I have come, Gentle Reader, to that part of the semester where my brain is having more and more trouble with producing understandable pieces of prose. I’m fried, in other words. So, for this week’s blog I’m doing an old-fashioned pull-a-quote-and-respond type of analysis. Proceed with caution…
From the Berry et al. book:
Ethnographic practices…need to consider how the classroom is a location that connects to other locations, locations that subjects constantly inhabit, dwell in, and move between" (p. 210). In other words, we need to move beyond the classroom while holding on to pedagogical concerns.
Stopped really paying attention pretty much right after coming across this quote. Rhet folks don’t truly do ethnography; in order to do that, they’d have to be students again, and I don’t see it happening.
From Rubria and Gil-Egui article:
“The first has to do with the change it has caused in the definition of the public opinion’s agenda within Cuba. The first has to do with the change it has caused in the definition of the public opinion’s agenda within Cuba” (154).
This is continual within and throughout Castells book: that social networks have shaped the ways in which a public sees its society. This is much like what the occupy movement gave, I believe, to Americans: that now we have a different discourse that surrounds how we talk about the rich versus the poor.
 “Your blog provides the world a unique window into the realities of daily life in Cuba” (Obama qtd 157).
I don’t remember something like this coming up in Castells’s book, that is, to have a leader of a country praise the work on a blogger.
“Lamrani raises questions about Sanchez’s ability to maintain Generation Y without strong financial and technical support from foreign agencies, pinpoints what he deems to be inconsistencies in Sánchez’s accounts of harassment by the Cuban government  and finally accuses her of profiting from her critical position regarding Cuba’s current affairs” (157).
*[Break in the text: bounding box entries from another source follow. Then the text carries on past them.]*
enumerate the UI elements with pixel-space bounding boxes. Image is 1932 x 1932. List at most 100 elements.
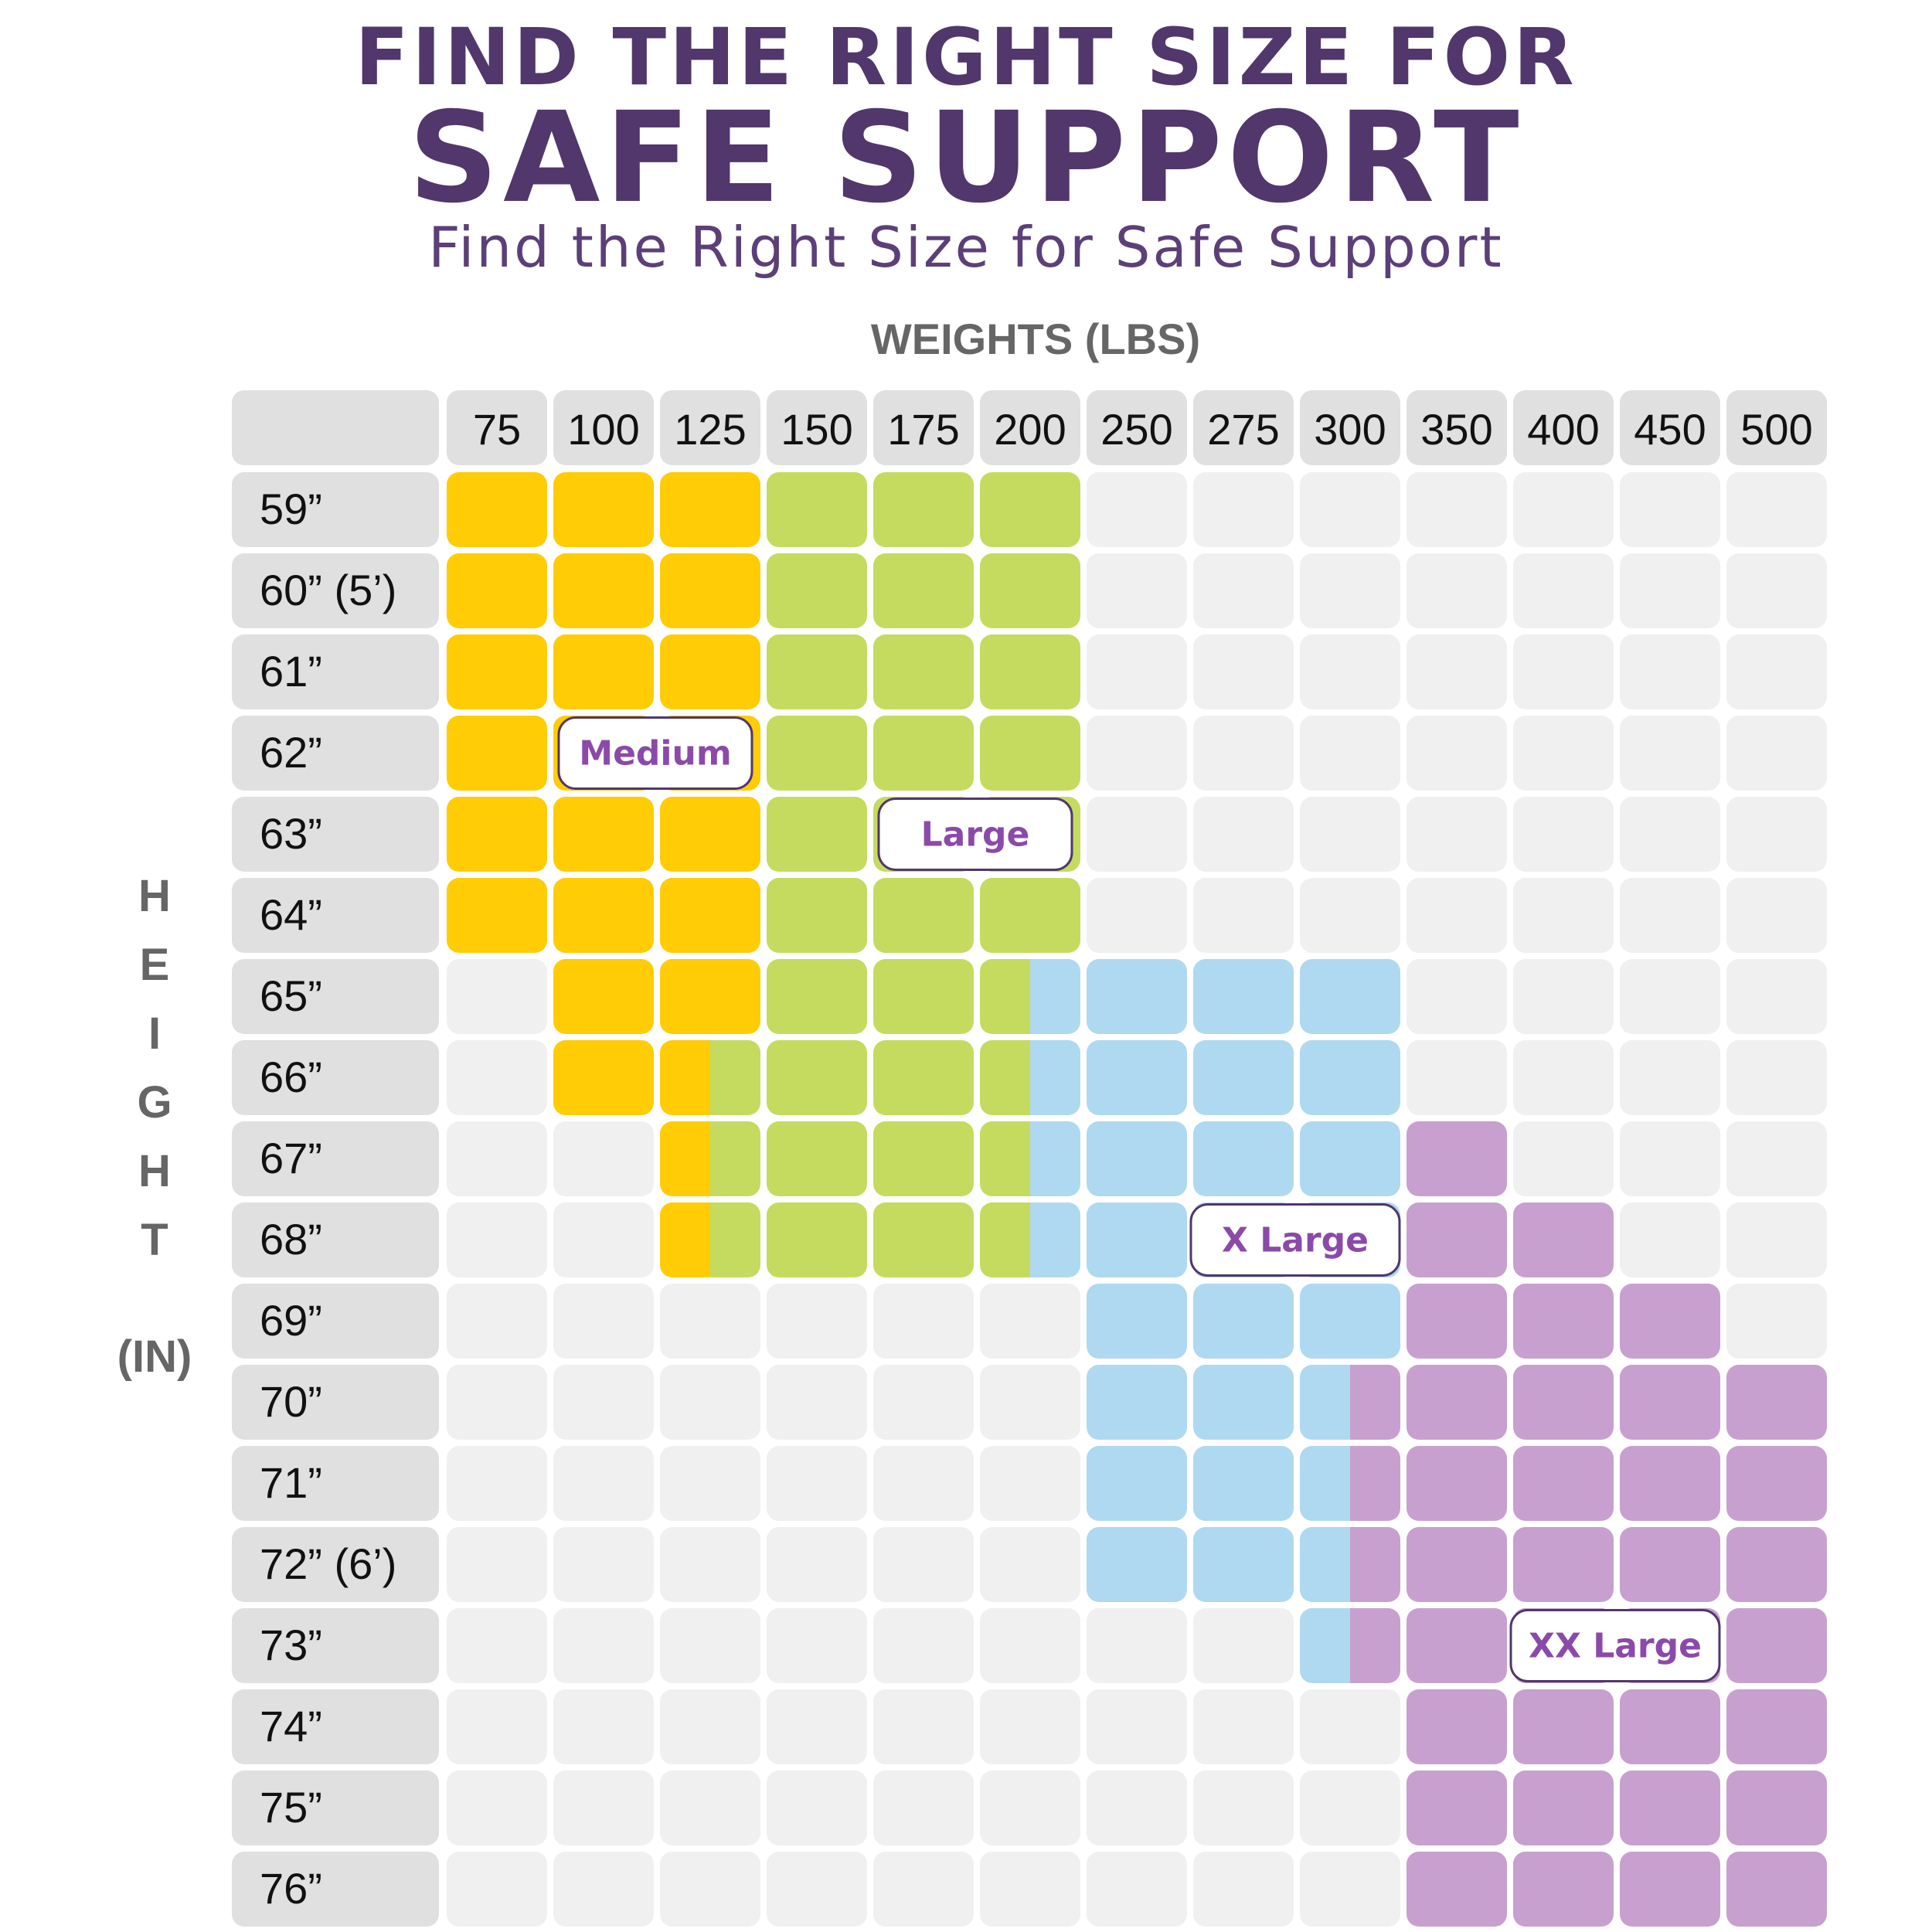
empty-cell (1193, 878, 1294, 953)
size-cell (980, 634, 1080, 709)
empty-cell (1513, 878, 1614, 953)
empty-cell (1620, 797, 1720, 872)
height-tick-label: 68” (260, 1215, 322, 1264)
empty-cell (1087, 1689, 1187, 1764)
height-label-cell (232, 878, 439, 953)
empty-cell (767, 1365, 867, 1440)
size-cell (1193, 1446, 1294, 1521)
size-cell (980, 553, 1080, 628)
size-cell (873, 716, 974, 791)
size-cell (447, 472, 547, 547)
empty-cell (447, 959, 547, 1034)
weight-tick-label: 250 (1100, 405, 1172, 454)
height-label-cell (232, 634, 439, 709)
size-cell (553, 797, 654, 872)
size-cell (1406, 1770, 1507, 1845)
empty-cell (553, 1608, 654, 1683)
empty-cell (1087, 878, 1187, 953)
size-cell (1726, 1608, 1827, 1683)
size-cell-left (1300, 1365, 1350, 1440)
weight-header-cell (660, 390, 760, 465)
height-tick-label: 66” (260, 1053, 322, 1101)
empty-cell (1300, 472, 1400, 547)
size-cell (447, 716, 547, 791)
size-cell (767, 797, 867, 872)
size-cell (1087, 1527, 1187, 1602)
size-cell (1726, 1527, 1827, 1602)
size-cell (1087, 1202, 1187, 1277)
size-cell (1193, 959, 1294, 1034)
size-cell (553, 878, 654, 953)
size-cell (553, 553, 654, 628)
height-label-cell (232, 1852, 439, 1927)
size-cell-right (1350, 1608, 1400, 1683)
size-cell (1087, 1284, 1187, 1359)
size-cell-right (710, 1040, 760, 1115)
height-tick-label: 63” (260, 809, 322, 858)
height-label-cell (232, 1040, 439, 1115)
size-cell (1193, 1527, 1294, 1602)
empty-cell (1193, 1689, 1294, 1764)
empty-cell (873, 1527, 974, 1602)
size-cell (1620, 1689, 1720, 1764)
size-cell (553, 634, 654, 709)
size-cell-left (1300, 1446, 1350, 1521)
size-label-text: Large (921, 815, 1030, 855)
weight-tick-label: 150 (781, 405, 852, 454)
height-tick-label: 69” (260, 1296, 322, 1345)
size-cell (1406, 1446, 1507, 1521)
empty-cell (1300, 797, 1400, 872)
size-cell-left (980, 1202, 1030, 1277)
size-cell-left (660, 1121, 710, 1196)
size-cell (1406, 1284, 1507, 1359)
size-cell-right (710, 1121, 760, 1196)
size-cell-right (710, 1202, 760, 1277)
size-cell (1620, 1365, 1720, 1440)
empty-cell (553, 1365, 654, 1440)
size-cell (1513, 1770, 1614, 1845)
empty-cell (1300, 553, 1400, 628)
empty-cell (1620, 1202, 1720, 1277)
empty-cell (1087, 634, 1187, 709)
empty-cell (1620, 716, 1720, 791)
size-cell (1193, 1121, 1294, 1196)
empty-cell (980, 1608, 1080, 1683)
height-label-cell (232, 797, 439, 872)
size-cell (980, 716, 1080, 791)
height-tick-label: 60” (5’) (260, 566, 396, 614)
empty-cell (1406, 716, 1507, 791)
empty-cell (1513, 634, 1614, 709)
empty-cell (1193, 716, 1294, 791)
empty-cell (980, 1689, 1080, 1764)
size-cell (1620, 1770, 1720, 1845)
size-cell (1513, 1689, 1614, 1764)
empty-cell (1620, 634, 1720, 709)
height-label-cell (232, 1121, 439, 1196)
size-cell-left (980, 959, 1030, 1034)
empty-cell (1193, 1852, 1294, 1927)
size-cell (980, 472, 1080, 547)
weight-header-cell (767, 390, 867, 465)
size-cell (1406, 1608, 1507, 1683)
weight-header-cell (553, 390, 654, 465)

It’s true that blogs and such can have an unfair slant to the writing. But then, what writing doesn’t? From the words journalists use, to the networks/publications they work for, every bit of political news we consume is going to have some sort of slant to it. So, what becomes crucial here is to ask those rhetorical ethnographic questions of: for whom is this text written, under what circumstance, and for what purpose. While it may be true that no news is impartial or purely objective, I do believe there are truer things out there. It’s something I don’t think enough folks think about; it was hinted within this article and not really found at all within Castells’s book, that it’s our job to choose carefully whose truth we buy into.
“…the majority of respondents saw the Internet as a discursive medium, rather than as a way of becoming involved in ‘real’ collective action or shaping policymaking” (159).
Yes, point very well taken. Castells was remiss in not fully excavating how the social movements were constructed online. There was a bit of this sentiment in the beginning of the Castells book, but this quote hits home more for me because of how social networking sites are typically used, consumed, and viewed. I can see how folks would consider this not the real work of social action, but rather as a hobby. I mean, that’s how facebook, twitter, and others are often used: as the coffee house philosopher. A place where people can say stuff, and get people to respond, but we don’t think enough about how these are sites for conversation; should they also be sites of action?
“Regarding social issues, the loss of civic values and the need for an unrestricted dialogue among all Cubans, both inside and outside the country, are stressed” (162).
It’s rather fascinating how this is a common thread to all social movements, that is, the loss of having basic rights as a human as the impetus behind folks gathering together for change. Castells is right when he writes about how when fear is removed, folks start banding together. It’s a shame it doesn’t happen more often. I think about the ways I was motivated by fear at the insurance company I worked at; I think about the ways in which some not-so-nice folks still try to control me with fear. At one point in the article, Rubria and Gil-Egui write about apathy of the masses. Fear is a good way of creating and sustaining that inertia, because if we didn’t feel like we’re replaceable, if we didn’t fear that we’d lose jobs, if we didn’t fear what others think about our writing, then maybe change would come and stay awhile. Just a thought.